Construction-safety bill doesn’t measure up

What’s the hurry?

What’s the hurry?

The New York City Council is expected to vote Wednesday on a controversial bill that would require dozens of hours of safety training for most construction workers, but which lacks specifics and enough support for small, independent and nonunion construction shops. The bill hasn’t had a public hearing since January despite extensive changes since then in the legislation. But passage now would mean a pre-Election Day legislative victory for members of the council on an issue union leaders have championed. Ah! That’s the hurry!

The council’s attention to the topic, and its other initiatives to improve work site safety and oversight, are laudable.
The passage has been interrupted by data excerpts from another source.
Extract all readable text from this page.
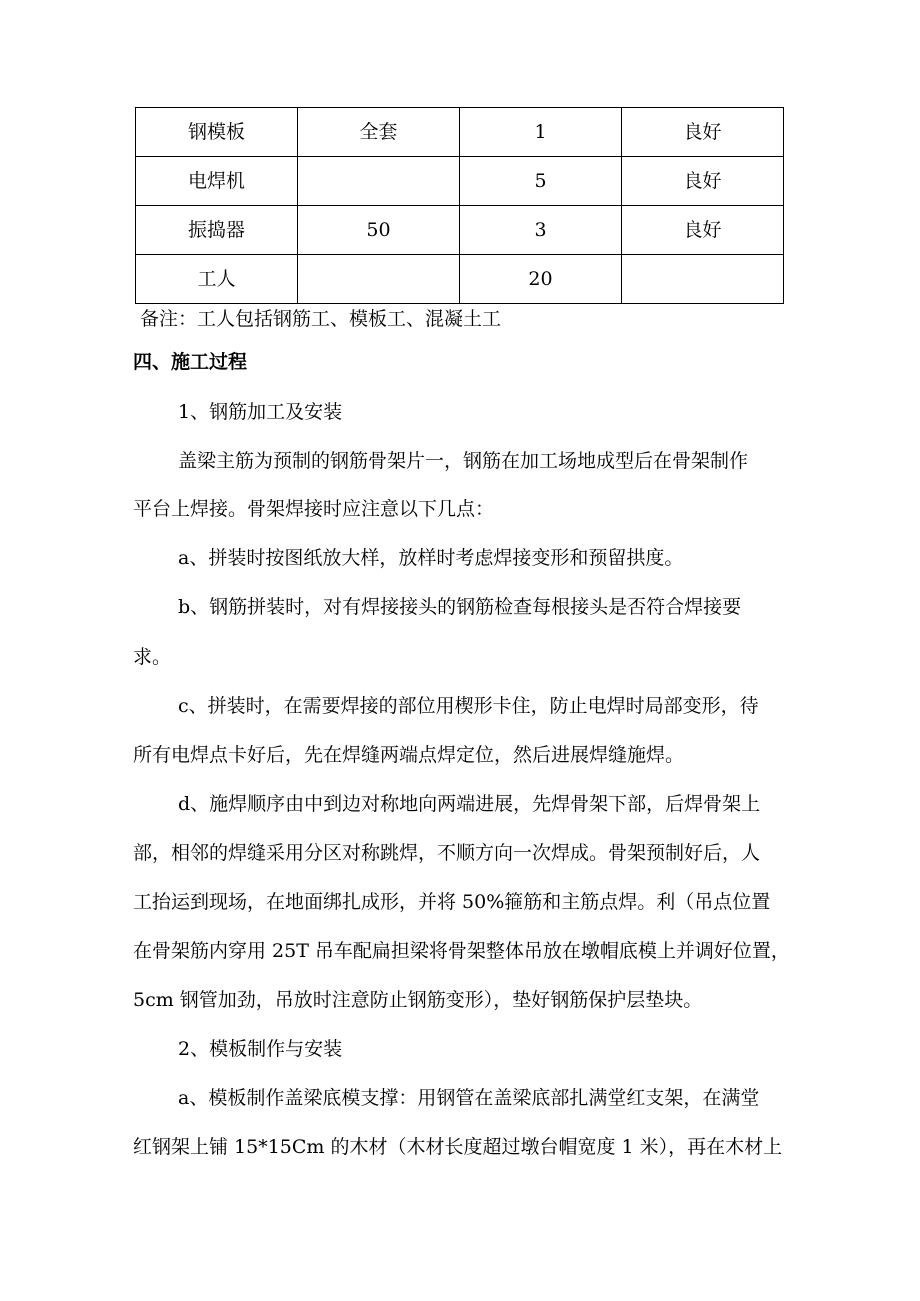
钢模板	全套	1	良好
电焊机		5	良好
振捣器	50	3	良好
工人		20	
备注：工人包括钢筋工、模板工、混凝土工
四、施工过程
1、钢筋加工及安装
盖梁主筋为预制的钢筋骨架片一，钢筋在加工场地成型后在骨架制作
平台上焊接。骨架焊接时应注意以下几点：
a、拼装时按图纸放大样，放样时考虑焊接变形和预留拱度。
b、钢筋拼装时，对有焊接接头的钢筋检查每根接头是否符合焊接要
求。
c、拼装时，在需要焊接的部位用楔形卡住，防止电焊时局部变形，待
所有电焊点卡好后，先在焊缝两端点焊定位，然后进展焊缝施焊。
d、施焊顺序由中到边对称地向两端进展，先焊骨架下部，后焊骨架上
部，相邻的焊缝采用分区对称跳焊，不顺方向一次焊成。骨架预制好后，人
工抬运到现场，在地面绑扎成形，并将 50%箍筋和主筋点焊。利（吊点位置
在骨架筋内穿用 25T 吊车配扁担梁将骨架整体吊放在墩帽底模上并调好位置，
5cm 钢管加劲，吊放时注意防止钢筋变形），垫好钢筋保护层垫块。
2、模板制作与安装
a、模板制作盖梁底模支撑：用钢管在盖梁底部扎满堂红支架，在满堂
红钢架上铺 15*15Cm 的木材（木材长度超过墩台帽宽度 1 米），再在木材上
The danger of construction was brought to the forefront last week when two workers at two different Manhattan projects fell to their deaths.
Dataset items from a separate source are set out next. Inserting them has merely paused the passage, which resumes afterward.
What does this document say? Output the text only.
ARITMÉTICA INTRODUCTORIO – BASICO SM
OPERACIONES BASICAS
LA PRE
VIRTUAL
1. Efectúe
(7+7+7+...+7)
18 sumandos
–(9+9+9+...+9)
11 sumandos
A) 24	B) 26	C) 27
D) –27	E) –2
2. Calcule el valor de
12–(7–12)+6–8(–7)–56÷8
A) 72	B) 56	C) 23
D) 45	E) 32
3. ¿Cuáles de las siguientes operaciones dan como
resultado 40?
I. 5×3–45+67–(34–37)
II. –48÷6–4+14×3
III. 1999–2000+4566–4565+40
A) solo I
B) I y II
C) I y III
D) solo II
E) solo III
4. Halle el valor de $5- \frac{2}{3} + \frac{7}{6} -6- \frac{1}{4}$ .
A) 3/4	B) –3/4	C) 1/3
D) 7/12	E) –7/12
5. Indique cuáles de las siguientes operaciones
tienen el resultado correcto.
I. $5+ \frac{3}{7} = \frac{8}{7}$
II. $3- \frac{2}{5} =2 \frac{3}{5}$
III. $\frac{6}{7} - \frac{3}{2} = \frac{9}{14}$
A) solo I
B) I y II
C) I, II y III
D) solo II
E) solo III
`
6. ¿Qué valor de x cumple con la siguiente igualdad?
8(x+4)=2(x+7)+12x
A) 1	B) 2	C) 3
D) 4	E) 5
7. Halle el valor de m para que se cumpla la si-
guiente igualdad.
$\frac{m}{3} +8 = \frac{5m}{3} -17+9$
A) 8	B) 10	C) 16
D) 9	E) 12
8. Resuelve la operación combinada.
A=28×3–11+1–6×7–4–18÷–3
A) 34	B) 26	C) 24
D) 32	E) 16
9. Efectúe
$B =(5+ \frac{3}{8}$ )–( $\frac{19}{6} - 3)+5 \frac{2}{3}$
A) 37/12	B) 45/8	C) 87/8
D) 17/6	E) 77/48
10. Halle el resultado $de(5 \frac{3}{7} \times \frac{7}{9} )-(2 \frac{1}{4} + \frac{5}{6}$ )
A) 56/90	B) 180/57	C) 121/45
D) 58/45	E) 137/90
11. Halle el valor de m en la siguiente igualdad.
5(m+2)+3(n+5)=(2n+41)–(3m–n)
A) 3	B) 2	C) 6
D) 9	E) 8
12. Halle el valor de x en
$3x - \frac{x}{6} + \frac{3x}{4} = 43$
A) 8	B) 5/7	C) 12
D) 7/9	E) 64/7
But the latest bill, which would require most construction workers to have at least 40 hours of safety education, which they’d have to get through their companies or unions, or through outside community organizations, is a quick fix that’s incomplete and could create an unequal playing field that won’t necessarily make all job sites safer.

To start, the bill doesn’t specify training topics or which coursework should be required for which occupations, leaving those details to be determined. Even in its latest incarnation, which is better than previous versions, the bill’s requirements and timetables favor union shops over nonunion contractors, and could particularly burden smaller firms that don’t have established training programs. City officials say they’ll make sure there are enough training providers and will provide $5 million in city funds to supplement existing education programs, but it’s unclear how all of that would work in practice.

The City Council has wanted since January to deliver a gift-wrapped present to the unions even though it doesn’t make all construction sites safer. Council members shouldn’t be so quick to vote for an inadequate bill. They should hear and address concerns, add the missing details and get the bill right. Then, the council can establish a strong safety net for all.